Sitatunga is a birdwatcher’s paradise, and within minutes of the ride we’re ticking species off our list: a malachite kingfisher balanced lightly on a papyrus stem, a pair of Egyptian geese patrolling the shallows, and yellow-billed storks stalking for fish.
The most intimate way to meet the delta’s wildlife is by mokoro, the traditional dugout canoe now crafted from fibreglass. Ngande leads us, rifle in hand for safety, poling the canoe through glassy channels reflecting the skies and threaded with water lilies. The delta moves at its own unhurried pace, its silence broken only by the swish of the paddle or the call of a distant heron. From this low vantage point, Ngande points to the delta’s smaller wonders: long reed frogs camouflaged among the grass blades, and the elusive sitatunga antelope after which the property is named. “Only the lucky ever see one,” says Ngande.
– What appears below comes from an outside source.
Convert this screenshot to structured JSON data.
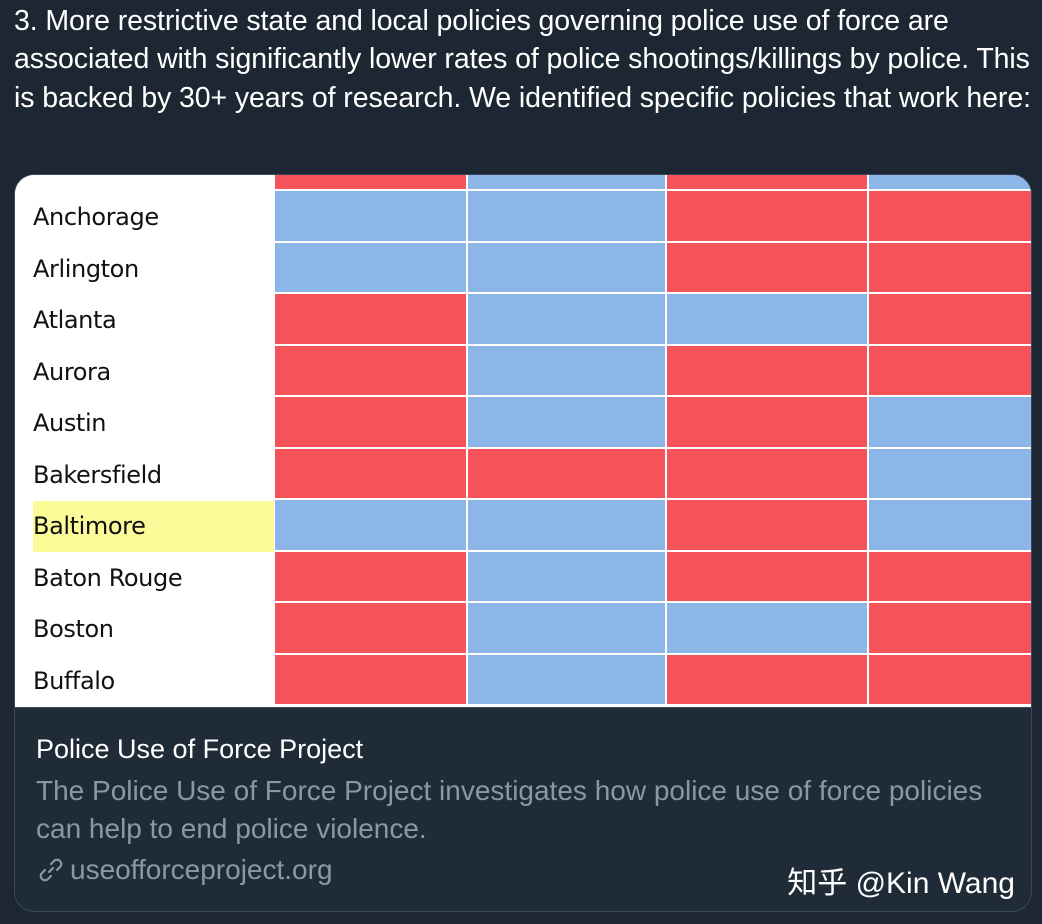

Unlike national parks, private concessions such as Sitatunga also allow one to explore on foot with guides like Ngande, who undergo rigorous rifle training to keep guests safe. On one outing, we set off on a walking safari about an hour from the property.
Feet wobbly, I ask, “What if we encounter an animal?” “There’s a 50 per cent chance you will,” Ngande says calmly. “Remember, this is their home. And if you do, don’t run. When an animal sees you running, it thinks you’re prey.” We move slowly and cautiously through the bush as Ngande points out details we’d miss unless we stepped off the boat: an elephant skull, the burrow of warthogs, and a shape in the distance that stops my heart for a moment, until we spot a shy, fleeing bushbuck.
Sundowner drinks are de rigueur at Sitatunga. Back from our walking excursion, we settle on a round deck overlooking the lagoon at the end of a pontoon. As a rim of orange slowly fractures the sky and spills across the water, we sip Great Plains’ in-house gin, infused with African sage, an earthy note that captures the thrillingly pure scent of the Okavango Delta, sealing it in our memories.
Tariffs for Zarafa Camp start from $2,070 (approx. 1,85,000) per person, per night on a twin-sharing basis. For Sitatunga Private Island, tariffs start from $1,660 (approx. 1,49,000) per person, per night on a twin-sharing basis.